Q. You say it hasn’t?
A. No.”
- Subsequently she admitted that a female police officer whom she had assaulted had obtained an order for compensation against her. Under questioning it appeared that she was generally familiar with orders for compensation in such cases.
- Then during the course of submissions on sentence it emerged that prior to the trial the complainant had in fact consulted a firm of solicitors on the subject of compensation. That had not been communicated by the prosecution to the legal representatives for the appellant prior to that point of time. The material available to the prosecutor would appear to have been very vague and it is not a case where any criticism can be directed to the prosecution on the ground that there was failure to disclose material evidence. Nevertheless it is the appellant’s contention that fresh evidence became available following the verdict of the jury which was potentially of great significance. It can be assumed for present purposes that the appellant’s solicitors could not by the exercise of reasonable diligence have become aware of the evidence prior to the jury verdict.

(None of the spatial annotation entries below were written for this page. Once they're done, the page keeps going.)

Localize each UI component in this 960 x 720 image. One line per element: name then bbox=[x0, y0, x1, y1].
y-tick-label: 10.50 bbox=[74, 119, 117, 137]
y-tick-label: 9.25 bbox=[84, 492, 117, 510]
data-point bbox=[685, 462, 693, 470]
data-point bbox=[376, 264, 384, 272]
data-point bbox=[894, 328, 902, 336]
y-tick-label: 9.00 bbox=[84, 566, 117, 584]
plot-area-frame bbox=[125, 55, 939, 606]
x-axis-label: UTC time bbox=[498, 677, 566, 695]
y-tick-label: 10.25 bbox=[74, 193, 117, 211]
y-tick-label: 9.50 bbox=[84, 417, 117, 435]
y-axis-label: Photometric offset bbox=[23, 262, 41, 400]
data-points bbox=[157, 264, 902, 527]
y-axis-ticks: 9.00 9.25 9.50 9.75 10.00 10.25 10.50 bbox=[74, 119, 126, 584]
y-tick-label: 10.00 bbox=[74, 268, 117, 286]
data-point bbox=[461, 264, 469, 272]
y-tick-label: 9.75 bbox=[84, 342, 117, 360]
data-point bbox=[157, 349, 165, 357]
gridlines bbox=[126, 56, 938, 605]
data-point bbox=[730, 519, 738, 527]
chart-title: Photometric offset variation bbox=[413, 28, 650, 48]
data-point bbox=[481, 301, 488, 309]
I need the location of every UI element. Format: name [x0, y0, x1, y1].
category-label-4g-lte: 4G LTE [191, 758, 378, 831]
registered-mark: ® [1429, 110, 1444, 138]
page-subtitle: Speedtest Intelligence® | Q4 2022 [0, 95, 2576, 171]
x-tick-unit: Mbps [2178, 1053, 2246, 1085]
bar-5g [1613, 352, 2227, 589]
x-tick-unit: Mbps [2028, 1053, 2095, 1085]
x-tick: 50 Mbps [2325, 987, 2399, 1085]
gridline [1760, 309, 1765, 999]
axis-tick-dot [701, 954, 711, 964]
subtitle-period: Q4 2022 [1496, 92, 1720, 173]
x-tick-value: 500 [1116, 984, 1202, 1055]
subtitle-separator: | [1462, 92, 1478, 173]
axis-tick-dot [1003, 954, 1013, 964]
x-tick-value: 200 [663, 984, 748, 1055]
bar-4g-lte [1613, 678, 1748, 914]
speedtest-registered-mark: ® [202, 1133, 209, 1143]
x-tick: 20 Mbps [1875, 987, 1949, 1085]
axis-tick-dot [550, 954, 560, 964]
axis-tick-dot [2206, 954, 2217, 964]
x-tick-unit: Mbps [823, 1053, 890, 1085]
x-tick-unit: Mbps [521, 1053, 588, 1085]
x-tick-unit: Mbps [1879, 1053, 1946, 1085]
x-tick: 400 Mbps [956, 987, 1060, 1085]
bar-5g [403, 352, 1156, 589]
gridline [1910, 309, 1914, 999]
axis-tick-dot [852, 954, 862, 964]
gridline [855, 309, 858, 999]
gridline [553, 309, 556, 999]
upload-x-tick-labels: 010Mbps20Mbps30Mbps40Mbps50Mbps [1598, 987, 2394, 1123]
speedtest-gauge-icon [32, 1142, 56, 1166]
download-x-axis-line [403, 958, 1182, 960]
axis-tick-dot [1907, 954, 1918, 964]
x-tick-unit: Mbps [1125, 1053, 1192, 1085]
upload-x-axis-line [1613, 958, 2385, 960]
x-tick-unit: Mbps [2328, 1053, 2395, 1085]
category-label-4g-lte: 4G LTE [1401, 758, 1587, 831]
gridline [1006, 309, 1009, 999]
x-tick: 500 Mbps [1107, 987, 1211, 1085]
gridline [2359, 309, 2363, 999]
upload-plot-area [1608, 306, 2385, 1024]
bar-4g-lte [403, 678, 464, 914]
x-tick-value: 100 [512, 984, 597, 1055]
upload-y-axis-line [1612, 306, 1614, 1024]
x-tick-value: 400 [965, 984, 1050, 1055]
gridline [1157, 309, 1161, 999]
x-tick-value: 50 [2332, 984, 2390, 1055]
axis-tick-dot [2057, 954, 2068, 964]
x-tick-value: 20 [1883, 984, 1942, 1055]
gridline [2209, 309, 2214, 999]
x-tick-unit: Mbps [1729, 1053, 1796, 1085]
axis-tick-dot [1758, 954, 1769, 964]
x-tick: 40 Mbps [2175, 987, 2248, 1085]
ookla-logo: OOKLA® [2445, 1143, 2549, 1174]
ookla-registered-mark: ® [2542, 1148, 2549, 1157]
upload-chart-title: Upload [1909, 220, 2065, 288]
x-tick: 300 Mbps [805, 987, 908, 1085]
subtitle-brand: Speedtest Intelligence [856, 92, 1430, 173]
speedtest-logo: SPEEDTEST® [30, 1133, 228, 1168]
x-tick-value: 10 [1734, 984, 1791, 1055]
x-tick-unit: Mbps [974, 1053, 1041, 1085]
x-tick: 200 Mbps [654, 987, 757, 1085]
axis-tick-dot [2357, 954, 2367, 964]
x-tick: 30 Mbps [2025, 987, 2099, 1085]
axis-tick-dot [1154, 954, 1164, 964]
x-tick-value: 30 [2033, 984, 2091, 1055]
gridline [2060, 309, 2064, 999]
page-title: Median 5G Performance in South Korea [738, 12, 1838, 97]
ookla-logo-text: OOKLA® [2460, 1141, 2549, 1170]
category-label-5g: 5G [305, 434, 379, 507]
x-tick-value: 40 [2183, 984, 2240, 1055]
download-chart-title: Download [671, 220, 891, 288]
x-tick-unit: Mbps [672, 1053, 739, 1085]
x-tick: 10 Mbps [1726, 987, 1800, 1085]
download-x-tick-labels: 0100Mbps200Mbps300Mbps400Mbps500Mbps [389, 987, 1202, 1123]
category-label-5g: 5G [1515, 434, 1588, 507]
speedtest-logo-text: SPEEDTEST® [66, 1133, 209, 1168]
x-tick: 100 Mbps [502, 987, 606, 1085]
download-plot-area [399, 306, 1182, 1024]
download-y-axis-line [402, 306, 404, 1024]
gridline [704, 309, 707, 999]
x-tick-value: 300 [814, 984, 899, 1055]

- The appellant’s contention is that if his counsel was aware of the fresh evidence when the complainant gave the answers quoted above she could have been confronted with the name of the solicitor she had consulted and her perjury could have been proved.
- The topic in question was collateral to the charges and the fresh evidence could only have been relevant to the complainant’s credit. As already noted she was a witness virtually devoid of creditability on essential issues and it is clear that the jury was not prepared to treat her as a witness worthy of credit. Given, as already noted, that the guilty verdict on the charge of deprivation of liberty was clearly based on the evidence of witnesses other than the complainant, it is impossible to conclude that a jury would have arrived at a different result if that additional evidence had been before it. There was, in my view, no significant possibility that a jury, armed with this fresh evidence, would have acquitted the appellant on the count of deprivation of liberty.
- Counsel for the respondent submitted that the fresh evidence would not, in any event, have been admissible. That submission was primarily based on the proposition that the evidence went to a collateral issue and, further, the complainant’s answers to the questions quoted above had no real probative value with respect to the issues. In the circumstances it is not necessary to rule on that submission. It is sufficient to say that in the circumstances of this case the fresh evidence, even if admissible, was not such as to give rise to a significant possibility that the jury’s verdict would have been different.
- It follows that the appeal should be dismissed.